Pour Giddens (1992), la valorisation de la famille de la part des jeunes tient aussi au fait que la qualité des échanges et la création d'un rapport d'intimité entre parents et enfants (Lemieux, 1996) a remplacé l'ancienne structure de relations fondée sur l'autorité parentale. Si les idéaux démocratiques ont mis du temps à passer de l'espace public à l'espace privé, cette révolution s'est cependant accélérée au cours des dernières décennies et ce, tant à l'intérieur du couple qu'entre parents et enfants. Cette démocratisation des rapports de génération au sein de la famille s'inscrit dans un processus historique bien analysé pour la France par Michel Fize (1990). Abordant le phénomène par le biais des perceptions qu'en ont eux-mêmes les acteurs, Michel Claes souligne pour sa part l'existence à la fois d'une conscience et d'une approbation de ces changements chez les jeunes comme chez les adultes. «Qu'on examine la question, précise-t-il, en interrogeant les parents ou les adolescents, le discours des divers protagonistes indique un changement des rapports entre parents et enfants qui évolue d'un modèle qui préconisait l'autorité et le contrôle vers un modèle qui met l'accent sur l'affection et le partage» (1990: 80).

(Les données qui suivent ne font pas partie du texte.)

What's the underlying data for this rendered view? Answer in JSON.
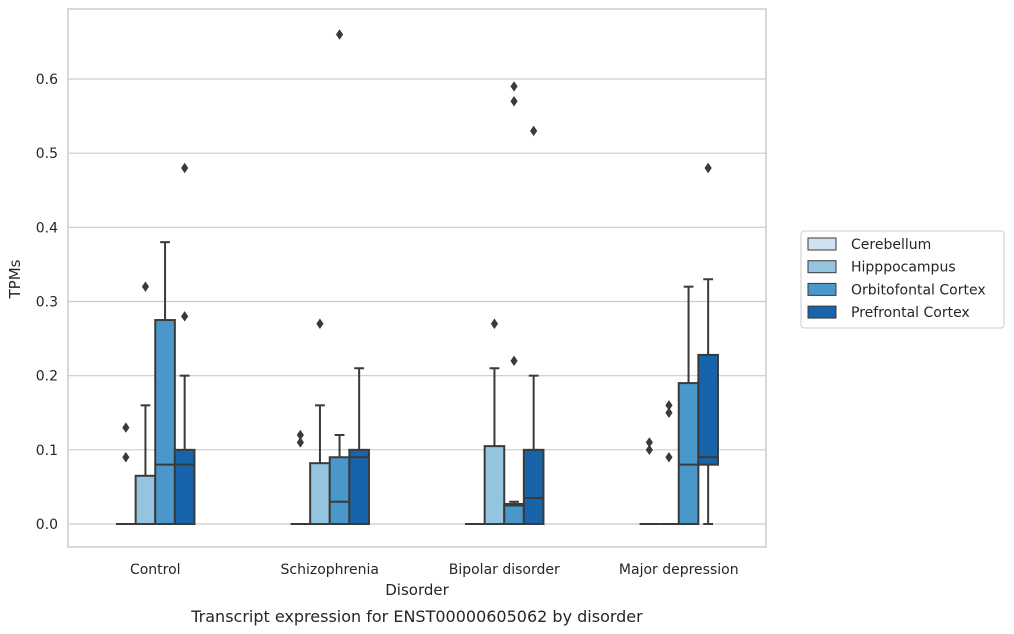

On peut aussi faire remarquer que ces changements coïncident avec l'allongement de la période de jeunesse, dont l'un des effets est le maintien souvent tardif des jeunes au domicile parental. Or, si le prolongement de la période de cohabitation avec les parents s'explique en partie par la plus longue durée de la scolarisation et les difficultés nouvelles de l'insertion en emploi (Gauthier, 1994), on peut croire qu'il n'est pas non plus sans lien avec l'établissement d'un modus vivendi qui permet aux parents et aux jeunes de vivre sans trop de heurts, sinon avec bonheur, cette plus longue cohabitation des générations.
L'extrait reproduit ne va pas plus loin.